Federal Minister for Finance and Revenue Muhammad Aurangzeb stated on Saturday that the government's new budget is designed to transition the economy from stabilization to growth. He highlighted tax relief, export incentives, and tariff reforms as key measures to accelerate investment, exports, and economic activity.
Budget Overview
The comments came a day after Pakistan unveiled an Rs18.77 trillion ($67.49 billion) federal budget for fiscal year 2026-27. The budget aims to sustain economic gains achieved under an International Monetary Fund (IMF) program while shifting focus toward growth after years of balance-of-payments pressures and high inflation.
Speaking at a post-budget news conference, Aurangzeb said, “When we were sitting here at this time last year, we had talked about the direction of travel of this economy. At that time, I had said that, God willing, we would move from economic stability toward growth and would continue taking this journey forward.”
Key Measures
Aurangzeb noted that the government has made significant progress in creating an enabling environment for export-led growth. He pointed to tax reforms, cheaper financing, and tariff reductions aimed at improving competitiveness. The advance tax has been abolished, and the super tax rate for businesses with annual income exceeding Rs500 million ($1.8 million) has been reduced from 10 percent to 8 percent. The government is also moving to eliminate the levy for certain exporters.

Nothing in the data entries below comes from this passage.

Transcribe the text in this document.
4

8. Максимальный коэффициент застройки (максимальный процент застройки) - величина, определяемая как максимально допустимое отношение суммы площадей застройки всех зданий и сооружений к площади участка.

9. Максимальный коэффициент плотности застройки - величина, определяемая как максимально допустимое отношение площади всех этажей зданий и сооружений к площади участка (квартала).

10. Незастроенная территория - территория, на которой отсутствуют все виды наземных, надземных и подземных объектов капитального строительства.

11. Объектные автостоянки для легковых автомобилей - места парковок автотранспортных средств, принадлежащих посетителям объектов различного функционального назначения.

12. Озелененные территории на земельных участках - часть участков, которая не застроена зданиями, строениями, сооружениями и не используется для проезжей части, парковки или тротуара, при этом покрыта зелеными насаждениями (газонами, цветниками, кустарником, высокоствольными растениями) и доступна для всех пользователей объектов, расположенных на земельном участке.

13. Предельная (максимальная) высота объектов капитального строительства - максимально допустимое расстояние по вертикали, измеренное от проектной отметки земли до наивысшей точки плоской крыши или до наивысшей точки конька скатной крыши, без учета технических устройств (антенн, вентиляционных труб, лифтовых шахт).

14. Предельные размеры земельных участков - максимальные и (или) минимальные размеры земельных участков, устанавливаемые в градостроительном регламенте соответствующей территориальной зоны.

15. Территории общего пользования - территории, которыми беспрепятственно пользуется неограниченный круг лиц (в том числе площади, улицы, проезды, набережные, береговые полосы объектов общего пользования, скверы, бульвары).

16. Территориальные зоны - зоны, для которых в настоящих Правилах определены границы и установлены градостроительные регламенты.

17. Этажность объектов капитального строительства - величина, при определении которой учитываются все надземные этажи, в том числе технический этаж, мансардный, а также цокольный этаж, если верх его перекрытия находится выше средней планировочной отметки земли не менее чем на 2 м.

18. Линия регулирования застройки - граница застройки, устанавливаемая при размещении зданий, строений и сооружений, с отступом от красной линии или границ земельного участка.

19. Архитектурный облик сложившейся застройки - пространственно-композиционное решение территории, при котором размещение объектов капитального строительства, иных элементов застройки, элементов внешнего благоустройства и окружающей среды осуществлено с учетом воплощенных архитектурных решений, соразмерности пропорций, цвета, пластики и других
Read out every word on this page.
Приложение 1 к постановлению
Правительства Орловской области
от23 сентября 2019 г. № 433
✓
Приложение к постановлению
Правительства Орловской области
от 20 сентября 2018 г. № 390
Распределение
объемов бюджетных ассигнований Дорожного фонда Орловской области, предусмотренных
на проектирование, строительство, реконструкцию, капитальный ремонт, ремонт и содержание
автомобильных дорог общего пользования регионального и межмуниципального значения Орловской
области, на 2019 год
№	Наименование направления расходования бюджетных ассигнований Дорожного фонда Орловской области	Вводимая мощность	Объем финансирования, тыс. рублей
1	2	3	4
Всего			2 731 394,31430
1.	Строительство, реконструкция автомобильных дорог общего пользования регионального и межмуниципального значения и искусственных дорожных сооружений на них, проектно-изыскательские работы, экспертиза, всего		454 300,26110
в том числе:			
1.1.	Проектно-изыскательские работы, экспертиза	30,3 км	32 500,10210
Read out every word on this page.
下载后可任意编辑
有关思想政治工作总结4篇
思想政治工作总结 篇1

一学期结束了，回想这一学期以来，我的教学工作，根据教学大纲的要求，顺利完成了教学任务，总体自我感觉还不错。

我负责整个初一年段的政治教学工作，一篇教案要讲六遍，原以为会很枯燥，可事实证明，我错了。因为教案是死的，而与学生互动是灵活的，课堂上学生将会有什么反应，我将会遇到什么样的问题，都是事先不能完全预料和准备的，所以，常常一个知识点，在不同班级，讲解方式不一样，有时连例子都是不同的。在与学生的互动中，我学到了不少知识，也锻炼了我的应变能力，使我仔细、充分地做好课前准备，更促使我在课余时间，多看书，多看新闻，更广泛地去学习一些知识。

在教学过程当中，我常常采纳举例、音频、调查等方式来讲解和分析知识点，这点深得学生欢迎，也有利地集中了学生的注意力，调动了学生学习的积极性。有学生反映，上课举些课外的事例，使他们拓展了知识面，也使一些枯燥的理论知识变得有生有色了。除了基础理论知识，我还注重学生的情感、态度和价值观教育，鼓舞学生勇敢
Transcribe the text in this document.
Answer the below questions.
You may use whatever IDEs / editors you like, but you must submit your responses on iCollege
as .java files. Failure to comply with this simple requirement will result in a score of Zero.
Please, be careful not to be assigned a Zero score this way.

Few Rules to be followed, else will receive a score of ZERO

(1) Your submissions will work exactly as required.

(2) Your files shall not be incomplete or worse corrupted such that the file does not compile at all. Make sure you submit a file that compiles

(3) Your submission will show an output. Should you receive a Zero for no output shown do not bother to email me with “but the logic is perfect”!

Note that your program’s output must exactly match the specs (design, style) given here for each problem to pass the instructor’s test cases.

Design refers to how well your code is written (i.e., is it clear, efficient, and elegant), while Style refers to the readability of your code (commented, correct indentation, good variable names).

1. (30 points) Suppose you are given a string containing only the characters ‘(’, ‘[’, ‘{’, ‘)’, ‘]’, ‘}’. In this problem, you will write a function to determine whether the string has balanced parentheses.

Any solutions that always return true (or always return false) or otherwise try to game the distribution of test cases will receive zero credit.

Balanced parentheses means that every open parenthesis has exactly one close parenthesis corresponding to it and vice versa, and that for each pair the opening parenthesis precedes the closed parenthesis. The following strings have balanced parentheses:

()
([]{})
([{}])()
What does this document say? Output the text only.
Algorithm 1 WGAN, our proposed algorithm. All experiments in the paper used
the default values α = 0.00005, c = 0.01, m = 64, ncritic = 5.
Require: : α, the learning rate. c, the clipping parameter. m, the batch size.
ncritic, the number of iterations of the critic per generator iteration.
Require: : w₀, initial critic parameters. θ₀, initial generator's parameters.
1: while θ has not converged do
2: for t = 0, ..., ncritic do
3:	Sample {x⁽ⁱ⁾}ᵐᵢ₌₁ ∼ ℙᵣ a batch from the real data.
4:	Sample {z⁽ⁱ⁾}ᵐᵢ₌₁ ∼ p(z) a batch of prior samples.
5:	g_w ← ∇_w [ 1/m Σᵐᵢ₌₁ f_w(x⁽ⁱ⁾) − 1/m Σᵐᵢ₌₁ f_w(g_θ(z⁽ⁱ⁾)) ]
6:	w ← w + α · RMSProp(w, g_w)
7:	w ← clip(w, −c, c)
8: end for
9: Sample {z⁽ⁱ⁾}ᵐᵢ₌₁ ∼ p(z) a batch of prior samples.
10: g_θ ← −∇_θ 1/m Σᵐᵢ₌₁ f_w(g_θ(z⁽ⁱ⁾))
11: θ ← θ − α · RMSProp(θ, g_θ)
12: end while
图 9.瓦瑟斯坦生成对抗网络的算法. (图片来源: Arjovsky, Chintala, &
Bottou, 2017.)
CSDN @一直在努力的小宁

The minister highlighted tax relief for salaried workers, reductions in transaction taxes to support housing and construction, and measures aimed at boosting agricultural productivity. Agricultural financing has increased by around 15 percent year-on-year to more than Rs2 trillion ($7.1 billion). Customs duties and other import levies on agricultural machinery, including combined harvesters, tractors, and centrifugal pumps, have been reduced to zero.
Economic Targets
The government has set a GDP growth target of 4 percent and an inflation target of 8.2 percent for the coming fiscal year, after estimating economic growth at 3.7 percent in FY26. Pakistan's economy has stabilized significantly over the past years following a series of IMF-backed reforms that helped rebuild foreign exchange reserves, narrow external imbalances, and bring down inflation from multi-decade highs.